Don’t Dismiss Clean Energy Spending Until You Read This

Gregory Dorsey
clean energy, china, electricity
Wednesday, May 2, 2012

A study by the Pew Charitable Trust released recently titled “Who’s Winning the Clean Energy Race” pegged global spending on renewables at a record $263 billion last year. Clean energy investment worldwide grew by 6.5 percent from 2010, expanding faster than the overall economy.

Americans will be pleased to see the United States sitting atop the report’s leader board, having committed $48 billion to the cause in 2011. Unfortunately, that amount falls far short of what’s truly needed for a successful transition away from fossil fuels. And that transition is imperative, not so much to fight climate change so much as out of necessity in the face of growing resource scarcity.

When it comes to renewables, we’re still lacing our shoes while China is well on its way in a marathon that it’s all too likely to win.

According to the Pew study, China came in a close second on the list, with outlays of $45.5 billion last year. But that figure greatly understates China’s actual commitment. Take purchasing power parity into consideration, for instance, and China was the hands-down winner. That $45.5 billion in China would be worth closer to $70 billion if spent in the United States. Pew’s count also doesn’t include related infrastructure spending, which in China reached into the billions as well last year.

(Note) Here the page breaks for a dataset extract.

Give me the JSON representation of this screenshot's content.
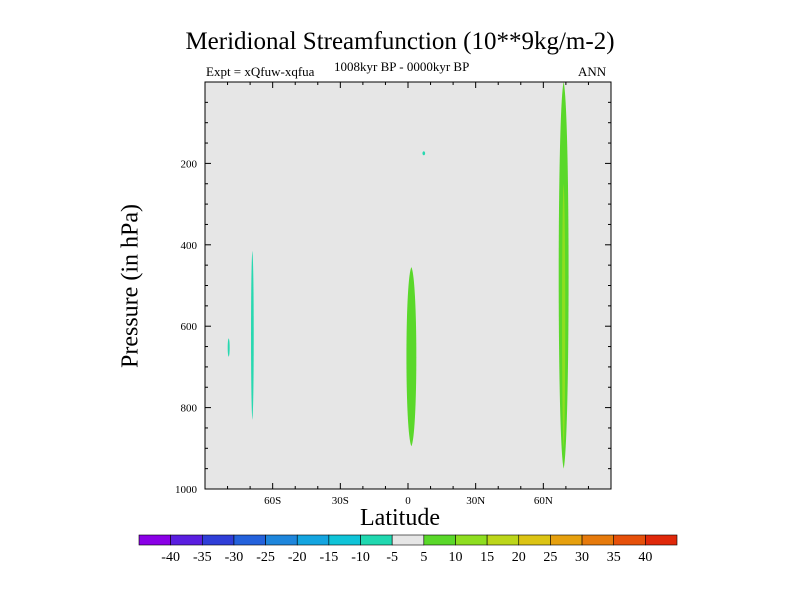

Pew estimates the installed renewable energy capacity in the US at 92.9 gigawatts, which has climbed at a 28 percent annual rate in the past five years. But support for clean energy is rapidly waning. A grant program aiding in the development and construction of renewable energy plants expired at the end of last year. Likewise, tax credits for wind power are set to expire at the end of the year. Unfortunately, lacking these incentives, new capacity additions in the US are likely to slow to a crawl.

The drop in subsidies and spending on renewables in the US comes at a time when crude oil prices so far this year have averaged just shy of the record set in 2008. To be fair, oil is primarily used as a transportation fuel while wind and solar power have to compete with natural gas and coal. And with natural gas prices falling to $2.40 per million British thermal units, and coal prices also soft, it’s easy to see the short-term appeal in Congress for fossil fuels over renewables. But for the reasons we’ve outlined in the past, those low prices are likely to be only temporary.

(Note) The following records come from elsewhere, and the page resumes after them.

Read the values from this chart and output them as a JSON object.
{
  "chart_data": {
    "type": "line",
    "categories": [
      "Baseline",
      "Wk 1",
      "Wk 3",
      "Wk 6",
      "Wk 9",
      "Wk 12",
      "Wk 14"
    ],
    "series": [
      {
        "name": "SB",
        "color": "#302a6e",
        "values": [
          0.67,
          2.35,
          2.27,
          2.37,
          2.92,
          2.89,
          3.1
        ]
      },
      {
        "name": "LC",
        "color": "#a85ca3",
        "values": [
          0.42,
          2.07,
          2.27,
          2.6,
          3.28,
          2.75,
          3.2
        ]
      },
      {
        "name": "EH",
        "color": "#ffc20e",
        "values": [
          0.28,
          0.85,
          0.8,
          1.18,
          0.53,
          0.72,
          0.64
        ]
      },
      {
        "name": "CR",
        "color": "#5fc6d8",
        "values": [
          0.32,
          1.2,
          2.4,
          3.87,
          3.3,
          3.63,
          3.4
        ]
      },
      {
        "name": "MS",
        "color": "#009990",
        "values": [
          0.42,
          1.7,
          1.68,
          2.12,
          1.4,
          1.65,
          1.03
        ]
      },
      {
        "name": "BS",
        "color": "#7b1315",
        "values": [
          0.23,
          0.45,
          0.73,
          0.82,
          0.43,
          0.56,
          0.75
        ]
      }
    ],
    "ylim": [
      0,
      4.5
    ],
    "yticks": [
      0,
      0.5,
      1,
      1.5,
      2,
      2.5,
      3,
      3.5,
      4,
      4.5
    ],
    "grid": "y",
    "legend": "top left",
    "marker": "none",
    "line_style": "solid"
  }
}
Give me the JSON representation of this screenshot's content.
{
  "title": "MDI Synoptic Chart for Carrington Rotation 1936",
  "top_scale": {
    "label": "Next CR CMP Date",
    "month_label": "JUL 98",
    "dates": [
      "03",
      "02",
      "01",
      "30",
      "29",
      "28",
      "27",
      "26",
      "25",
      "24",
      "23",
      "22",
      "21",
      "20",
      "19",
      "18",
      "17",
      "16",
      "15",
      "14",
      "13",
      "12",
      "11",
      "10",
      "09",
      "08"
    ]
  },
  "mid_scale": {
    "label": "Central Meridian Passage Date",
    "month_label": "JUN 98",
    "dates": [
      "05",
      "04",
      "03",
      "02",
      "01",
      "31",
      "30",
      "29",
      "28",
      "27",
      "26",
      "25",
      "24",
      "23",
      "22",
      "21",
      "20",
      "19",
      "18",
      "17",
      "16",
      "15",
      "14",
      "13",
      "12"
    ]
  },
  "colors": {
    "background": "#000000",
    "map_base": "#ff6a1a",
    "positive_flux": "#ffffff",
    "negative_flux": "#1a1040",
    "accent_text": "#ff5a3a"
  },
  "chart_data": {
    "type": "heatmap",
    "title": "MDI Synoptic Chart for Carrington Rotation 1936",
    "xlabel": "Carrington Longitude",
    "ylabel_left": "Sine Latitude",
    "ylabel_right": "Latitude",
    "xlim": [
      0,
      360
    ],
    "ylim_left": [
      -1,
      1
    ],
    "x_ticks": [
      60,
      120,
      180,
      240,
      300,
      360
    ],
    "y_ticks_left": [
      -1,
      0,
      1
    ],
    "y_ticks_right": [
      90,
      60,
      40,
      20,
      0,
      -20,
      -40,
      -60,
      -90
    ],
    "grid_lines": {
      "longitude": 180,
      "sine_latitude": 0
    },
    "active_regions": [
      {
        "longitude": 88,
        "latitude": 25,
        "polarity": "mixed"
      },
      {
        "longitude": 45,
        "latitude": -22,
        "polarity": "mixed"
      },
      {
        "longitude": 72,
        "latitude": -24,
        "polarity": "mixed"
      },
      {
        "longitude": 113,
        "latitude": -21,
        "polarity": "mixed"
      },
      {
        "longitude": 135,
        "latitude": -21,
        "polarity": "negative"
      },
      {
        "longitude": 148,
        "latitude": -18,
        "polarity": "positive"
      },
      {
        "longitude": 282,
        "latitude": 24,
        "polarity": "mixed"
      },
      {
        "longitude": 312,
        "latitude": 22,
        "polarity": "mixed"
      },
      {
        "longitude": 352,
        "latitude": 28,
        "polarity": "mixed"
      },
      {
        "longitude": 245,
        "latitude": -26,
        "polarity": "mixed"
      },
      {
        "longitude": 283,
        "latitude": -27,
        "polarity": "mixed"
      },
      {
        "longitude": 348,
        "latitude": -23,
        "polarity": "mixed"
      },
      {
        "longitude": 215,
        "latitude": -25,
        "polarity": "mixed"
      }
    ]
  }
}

China, meanwhile, recognizes that as with oil, coal supplies are finite. And its energy requirements will continue to rise rapidly well into the future. It’s well on its way to meet that challenge. Despite an economy that is still only three quarters the size of the US (on a PPP basis), China’s installed renewables capacity has climbed to 133.5 gigawatts, a level it has reached with a 5-year growth rate of 92 percent.

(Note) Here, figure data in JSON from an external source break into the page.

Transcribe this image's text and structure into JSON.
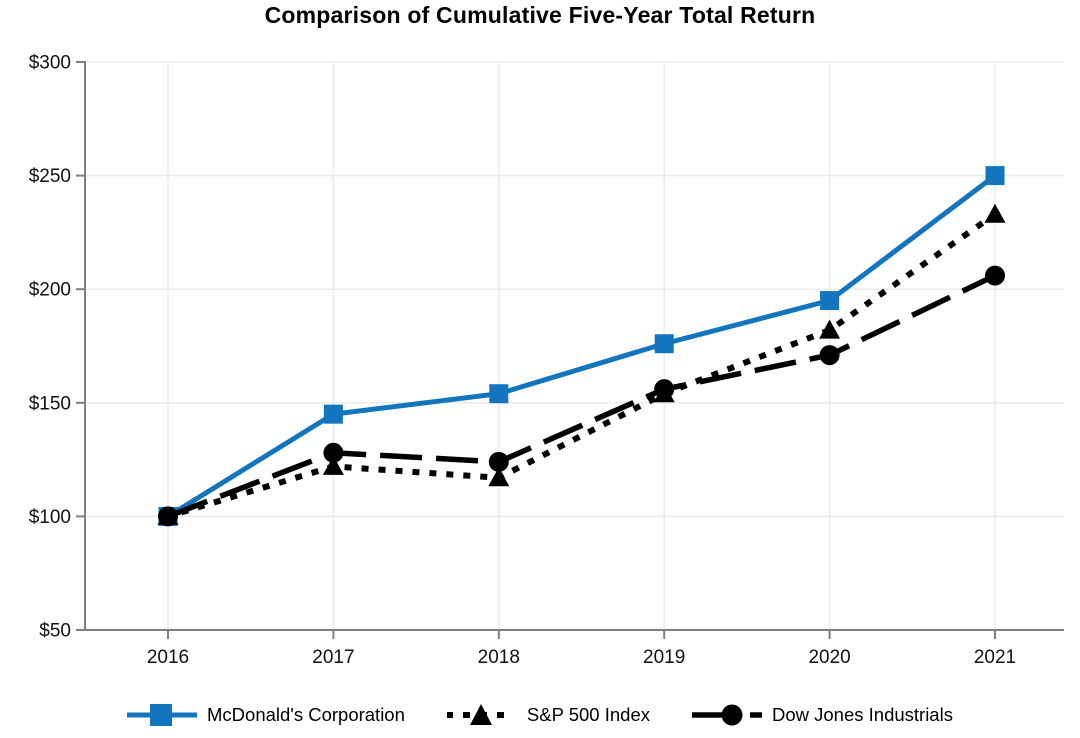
{
  "title": "Comparison of Cumulative Five-Year Total Return",
  "chart_data": {
    "type": "line",
    "categories": [
      "2016",
      "2017",
      "2018",
      "2019",
      "2020",
      "2021"
    ],
    "series": [
      {
        "name": "McDonald's Corporation",
        "values": [
          100,
          145,
          154,
          176,
          195,
          250
        ],
        "color": "#1275BD",
        "line_style": "solid",
        "marker": "square"
      },
      {
        "name": "S&P 500 Index",
        "values": [
          100,
          122,
          117,
          154,
          182,
          233
        ],
        "color": "#000000",
        "line_style": "dotted",
        "marker": "triangle"
      },
      {
        "name": "Dow Jones Industrials",
        "values": [
          100,
          128,
          124,
          156,
          171,
          206
        ],
        "color": "#000000",
        "line_style": "dashed",
        "marker": "circle"
      }
    ],
    "title": "Comparison of Cumulative Five-Year Total Return",
    "xlabel": "",
    "ylabel": "",
    "ylim": [
      50,
      300
    ],
    "y_tick_step": 50,
    "y_tick_prefix": "$",
    "grid": true,
    "legend_position": "bottom"
  },
  "colors": {
    "accent_blue": "#1275BD",
    "axis": "#7F7F7F",
    "grid": "#EBEBEB",
    "text": "#000000"
  }
}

While its renewables growth rate will slow in the years to come, it’s still likely to exceed 50 percent for the foreseeable future. That’s because Beijing is targeting generating 20 percent of the country’s primary energy from alternatives by 2020, up from about 12 percent in 2010. In the United States, renewables account for less than 2 percent of primary energy usage today and are likely to account for only a very modest portion of our energy going forward.

To achieve its clean energy goals, the country’s current five-year plan will steer trillions of dollars into not just alternative energy, but advanced materials, alternative-fuel cars, energy-saving and environmentally friendly technologies as well as next-generation information technology and high-end equipment manufacturing. It will foster the development of these sectors via policy incentives for corporations, investments by local governments and lending by state-controlled banks. And it will create a lot of jobs in the process.

The county’s run toward a renewable-based economy will require immense supplies of resources such as copper (for wind power) and silver (for solar). And the recent weakness in these and other commodities may be at an end judging by recent statistics out of China.

In stark contrast to the “hard landing” scenario so many have been calling for, China’s bank lending recently blew through even the most optimistic estimates, hitting a 14-month high of 1.01 trillion yuan ($160 billion). China’s bank lending is tightly controlled by the central government, so in effect what we’re seeing is de facto credit easing. Also supporting the idea that China’s economy remains on firm footing, the country’s crude oil imports remain near record levels.

As a result, commodity prices are likely to remain firm in the coming months, even if European economies continue to deteriorate.